The chairman squares the papers in front of him. “Next steps: we initiate a formal investigation. Security, engineering, and medical oversight.”
Ethan stands at the back of the room. “We already pulled camera feeds.” Marina tenses. Adrian notices and a flicker in his eyes.
“What about staff interviews?” someone asks.
“I’ll handle the medical ones,” I say. “They’ll talk to me.”
“And PR?” another asks, gesturing toward Marina.
The chairman doesn’t look at her. “PR will follow the investigation’s lead. Not control it.” Her fingers curl but she doesn’t argue because she can’t.
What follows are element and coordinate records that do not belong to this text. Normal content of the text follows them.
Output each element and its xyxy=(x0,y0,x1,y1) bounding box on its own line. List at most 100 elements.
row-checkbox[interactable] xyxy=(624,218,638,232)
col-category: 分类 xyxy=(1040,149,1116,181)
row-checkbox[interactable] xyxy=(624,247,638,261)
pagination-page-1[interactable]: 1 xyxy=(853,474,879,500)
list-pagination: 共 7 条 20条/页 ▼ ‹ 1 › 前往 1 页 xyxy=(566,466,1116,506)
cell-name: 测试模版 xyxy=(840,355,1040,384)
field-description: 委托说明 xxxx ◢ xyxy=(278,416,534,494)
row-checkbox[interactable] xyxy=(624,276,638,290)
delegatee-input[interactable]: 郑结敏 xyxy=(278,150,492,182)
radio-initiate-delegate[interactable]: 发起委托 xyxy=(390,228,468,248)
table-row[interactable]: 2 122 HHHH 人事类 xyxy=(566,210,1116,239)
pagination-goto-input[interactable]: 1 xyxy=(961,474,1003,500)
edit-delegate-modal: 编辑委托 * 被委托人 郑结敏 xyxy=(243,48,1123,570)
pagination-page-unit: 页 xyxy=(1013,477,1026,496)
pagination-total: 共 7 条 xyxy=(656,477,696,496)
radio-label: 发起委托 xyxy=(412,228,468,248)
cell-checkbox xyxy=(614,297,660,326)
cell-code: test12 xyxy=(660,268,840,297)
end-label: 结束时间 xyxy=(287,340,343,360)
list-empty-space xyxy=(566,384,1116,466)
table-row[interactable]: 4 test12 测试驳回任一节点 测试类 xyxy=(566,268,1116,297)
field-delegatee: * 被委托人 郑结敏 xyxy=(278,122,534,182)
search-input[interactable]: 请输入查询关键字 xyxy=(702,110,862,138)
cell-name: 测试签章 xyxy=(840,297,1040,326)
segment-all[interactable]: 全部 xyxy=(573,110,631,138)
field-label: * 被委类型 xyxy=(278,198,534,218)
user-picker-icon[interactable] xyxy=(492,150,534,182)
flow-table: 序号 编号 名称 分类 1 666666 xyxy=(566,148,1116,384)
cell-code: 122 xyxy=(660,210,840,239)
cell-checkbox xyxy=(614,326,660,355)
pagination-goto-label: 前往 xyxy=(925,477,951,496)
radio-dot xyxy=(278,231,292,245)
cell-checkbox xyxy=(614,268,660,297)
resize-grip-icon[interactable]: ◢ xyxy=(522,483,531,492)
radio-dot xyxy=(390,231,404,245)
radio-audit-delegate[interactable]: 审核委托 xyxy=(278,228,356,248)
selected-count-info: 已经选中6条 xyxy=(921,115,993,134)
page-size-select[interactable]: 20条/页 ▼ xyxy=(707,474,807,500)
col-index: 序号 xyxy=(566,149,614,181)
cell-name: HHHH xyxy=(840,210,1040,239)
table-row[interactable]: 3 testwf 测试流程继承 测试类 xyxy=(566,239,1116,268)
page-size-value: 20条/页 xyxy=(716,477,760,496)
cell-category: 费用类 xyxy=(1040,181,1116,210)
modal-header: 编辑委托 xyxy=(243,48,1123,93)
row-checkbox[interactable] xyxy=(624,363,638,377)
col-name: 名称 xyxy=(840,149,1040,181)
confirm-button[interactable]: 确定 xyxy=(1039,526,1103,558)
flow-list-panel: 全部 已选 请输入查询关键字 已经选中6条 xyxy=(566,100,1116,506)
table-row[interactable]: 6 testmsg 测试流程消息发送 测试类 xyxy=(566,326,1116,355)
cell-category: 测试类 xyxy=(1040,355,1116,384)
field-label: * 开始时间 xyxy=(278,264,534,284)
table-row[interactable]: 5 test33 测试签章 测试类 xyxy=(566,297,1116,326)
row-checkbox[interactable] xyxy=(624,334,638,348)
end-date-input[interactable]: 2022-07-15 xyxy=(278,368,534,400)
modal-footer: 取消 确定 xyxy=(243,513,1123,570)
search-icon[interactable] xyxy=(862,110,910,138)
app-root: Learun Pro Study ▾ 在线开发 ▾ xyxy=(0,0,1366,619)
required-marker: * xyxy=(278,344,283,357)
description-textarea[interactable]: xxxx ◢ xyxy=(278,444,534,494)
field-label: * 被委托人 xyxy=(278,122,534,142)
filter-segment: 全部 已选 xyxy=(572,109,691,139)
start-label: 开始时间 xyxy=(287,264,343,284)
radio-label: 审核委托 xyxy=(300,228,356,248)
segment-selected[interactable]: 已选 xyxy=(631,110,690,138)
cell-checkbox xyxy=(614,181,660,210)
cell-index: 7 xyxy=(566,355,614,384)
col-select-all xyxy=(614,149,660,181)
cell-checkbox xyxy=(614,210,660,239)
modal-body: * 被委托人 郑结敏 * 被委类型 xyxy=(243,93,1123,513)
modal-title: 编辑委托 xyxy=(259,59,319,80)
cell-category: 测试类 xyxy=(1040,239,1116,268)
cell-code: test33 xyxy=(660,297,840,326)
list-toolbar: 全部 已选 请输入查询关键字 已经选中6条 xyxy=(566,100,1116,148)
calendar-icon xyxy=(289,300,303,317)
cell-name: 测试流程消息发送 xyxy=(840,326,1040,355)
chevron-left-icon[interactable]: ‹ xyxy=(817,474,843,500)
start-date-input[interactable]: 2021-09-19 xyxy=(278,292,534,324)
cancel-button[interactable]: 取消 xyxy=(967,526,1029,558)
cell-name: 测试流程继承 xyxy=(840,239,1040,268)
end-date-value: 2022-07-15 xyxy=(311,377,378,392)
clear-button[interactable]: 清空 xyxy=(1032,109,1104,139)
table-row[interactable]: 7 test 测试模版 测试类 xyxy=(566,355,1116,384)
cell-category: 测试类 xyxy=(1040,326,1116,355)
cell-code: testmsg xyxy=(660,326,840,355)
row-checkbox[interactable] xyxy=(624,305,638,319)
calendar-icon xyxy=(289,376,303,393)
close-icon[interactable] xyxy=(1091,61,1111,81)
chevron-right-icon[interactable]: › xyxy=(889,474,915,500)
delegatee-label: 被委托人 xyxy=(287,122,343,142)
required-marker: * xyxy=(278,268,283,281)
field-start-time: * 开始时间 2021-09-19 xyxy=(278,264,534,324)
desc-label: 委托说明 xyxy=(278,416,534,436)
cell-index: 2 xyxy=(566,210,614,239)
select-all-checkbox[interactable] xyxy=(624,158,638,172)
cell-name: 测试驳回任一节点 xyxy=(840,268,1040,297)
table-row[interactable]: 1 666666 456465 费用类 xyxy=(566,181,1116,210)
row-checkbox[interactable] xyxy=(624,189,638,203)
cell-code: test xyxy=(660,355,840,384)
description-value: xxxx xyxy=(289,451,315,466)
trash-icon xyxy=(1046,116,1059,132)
Adrian leans closer to me, voice low. “This is only the beginning.” I know and the whole room knows. A soft buzz breaks the silence, Marina’s phone vibrating on the table. She startles and snatches it too fast. Her eyes skim the screen, and something inside her drops.
Color drains from her face. Completely. She locks the phone instantly, but too late. Adrian saw, I saw and the board saw.
“What is it?” the chairman asks.
“Nothing,” she says too quickly.
Fear clings to her like smoke. Real fear and for the first time, she looks small. Cornered. Like the walls finally shifted and she’s on the wrong side. Adrian leans back, studying her like he’s reading the outline of a confession, and I feel it, cold and certain: Whatever was on that phone… Marina was not expecting it, and it might blow this entire thing open.